The Narrow Enterprise Read: Executive-Protection Programs and Personal Devices
The enterprise read here is narrow but real: stalkerware is a personal-device threat that almost always requires brief physical access to the target's phone — typically by an intimate partner, family member, or insider. For executives, board members, and other high-profile employees whose compromise has organizational consequences, that places personal devices inside the threat model whether IT manages them or not.
For security leaders running executive-protection programs, the action items are familiar but worth re-checking: confirm MDM coverage extends to BYOD devices used for work communications, add stalkerware indicators (unusual battery drain, unfamiliar apps, unexpected accessibility-service permissions) to mobile awareness materials for executives, and ensure your incident response plan accounts for the case where an executive's personal phone has been monitored for months while being used to discuss sensitive matters.
For everyone else, this is a privacy story, not a security-action story.
The CyberSignal Analysis
Signal 01 — Stalkerware operators are a worse adversary than the vendors they buy from
Commercial stalkerware vendors face occasional public scrutiny, defensive lawsuits, and platform-level pushback from Google and Apple.

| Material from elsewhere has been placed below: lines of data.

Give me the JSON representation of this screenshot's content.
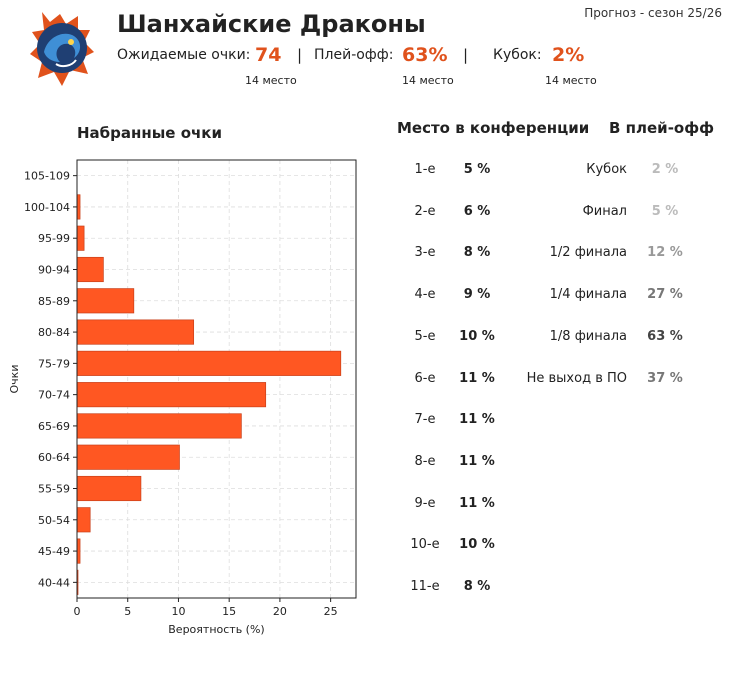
{
  "header": {
    "team_name": "Шанхайские Драконы",
    "season": "Прогноз - сезон 25/26",
    "stats": [
      {
        "label": "Ожидаемые очки:",
        "value": "74",
        "rank": "14 место"
      },
      {
        "label": "Плей-офф:",
        "value": "63%",
        "rank": "14 место"
      },
      {
        "label": "Кубок:",
        "value": "2%",
        "rank": "14 место"
      }
    ],
    "separator": "|"
  },
  "colors": {
    "accent": "#e0521c",
    "bar": "#ff5722",
    "dark": "#222222",
    "muted": "#666666",
    "faint": "#bbbbbb"
  },
  "conference": {
    "title": "Место в конференции",
    "rows": [
      {
        "place": "1-е",
        "pct": "5 %"
      },
      {
        "place": "2-е",
        "pct": "6 %"
      },
      {
        "place": "3-е",
        "pct": "8 %"
      },
      {
        "place": "4-е",
        "pct": "9 %"
      },
      {
        "place": "5-е",
        "pct": "10 %"
      },
      {
        "place": "6-е",
        "pct": "11 %"
      },
      {
        "place": "7-е",
        "pct": "11 %"
      },
      {
        "place": "8-е",
        "pct": "11 %"
      },
      {
        "place": "9-е",
        "pct": "11 %"
      },
      {
        "place": "10-е",
        "pct": "10 %"
      },
      {
        "place": "11-е",
        "pct": "8 %"
      }
    ]
  },
  "playoffs": {
    "title": "В плей-офф",
    "rows": [
      {
        "stage": "Кубок",
        "pct": "2 %",
        "color": "#bbbbbb"
      },
      {
        "stage": "Финал",
        "pct": "5 %",
        "color": "#bbbbbb"
      },
      {
        "stage": "1/2 финала",
        "pct": "12 %",
        "color": "#999999"
      },
      {
        "stage": "1/4 финала",
        "pct": "27 %",
        "color": "#777777"
      },
      {
        "stage": "1/8 финала",
        "pct": "63 %",
        "color": "#444444"
      },
      {
        "stage": "Не выход в ПО",
        "pct": "37 %",
        "color": "#777777"
      }
    ]
  },
  "chart_data": {
    "type": "bar",
    "orientation": "horizontal",
    "title": "Набранные очки",
    "xlabel": "Вероятность (%)",
    "ylabel": "Очки",
    "categories": [
      "105-109",
      "100-104",
      "95-99",
      "90-94",
      "85-89",
      "80-84",
      "75-79",
      "70-74",
      "65-69",
      "60-64",
      "55-59",
      "50-54",
      "45-49",
      "40-44"
    ],
    "values": [
      0.0,
      0.3,
      0.7,
      2.6,
      5.6,
      11.5,
      26.0,
      18.6,
      16.2,
      10.1,
      6.3,
      1.3,
      0.3,
      0.1
    ],
    "xlim": [
      0,
      27.5
    ],
    "xticks": [
      0,
      5,
      10,
      15,
      20,
      25
    ],
    "grid": true
  }
}
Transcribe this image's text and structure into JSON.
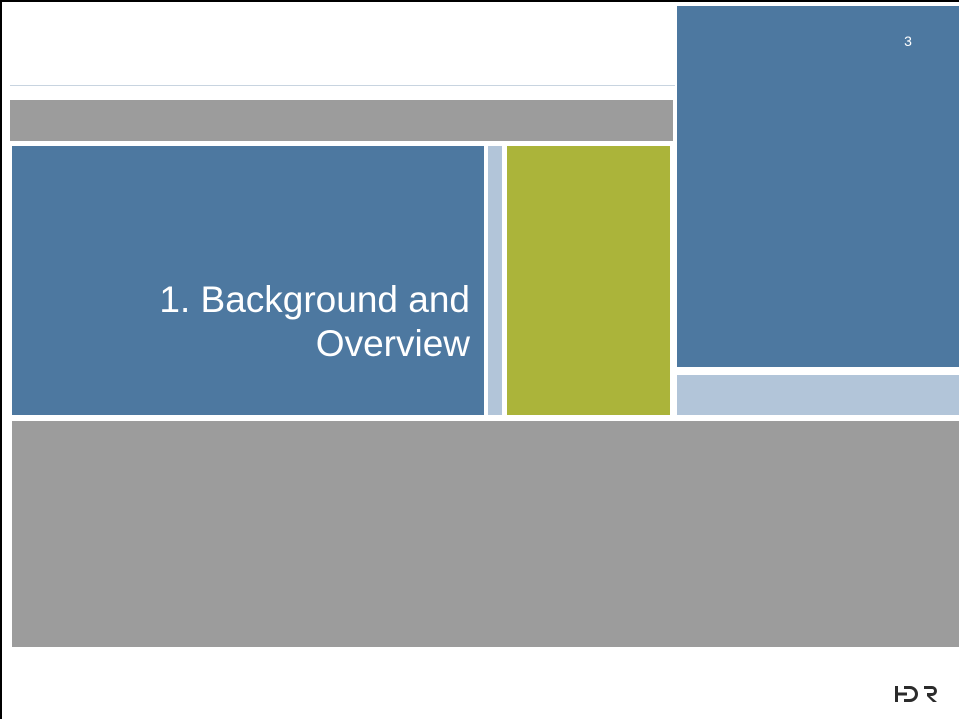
{
  "slide": {
    "number": "3",
    "title_line1": "1. Background and",
    "title_line2": "Overview"
  },
  "logo": {
    "text": "HDR",
    "icon": "hdr-logo"
  },
  "colors": {
    "blue": "#4d78a0",
    "light_blue": "#b2c5d9",
    "green": "#abb43a",
    "gray": "#9c9c9c"
  }
}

The individual operators who buy and deploy these tools face essentially none of that. Their operational security is whatever they cobble together — in this case, a cloud database with no password — and the privacy harm to victims and the people incidentally captured in the surveillance flows from those operator-side mistakes, not from the vendor's product. The privacy threat model for stalkerware is not "a vendor gets breached." It is "a single operator misconfigures one bucket."
Signal 02 — The collateral exposure of non-targets is the underreported harm in stalkerware cases
The 86,859 images captured one victim's device, but they captured conversations with influencers, family members, friends, and business associates — none of whom consented to surveillance, none of whom installed anything on their own phones. When a stalkerware database leaks, the privacy breach radiates outward to everyone the victim communicates with. That is the part of the story that does not show up in the headline number. It is also the part that makes "single-victim exposure" a misleading frame for the actual scope of harm.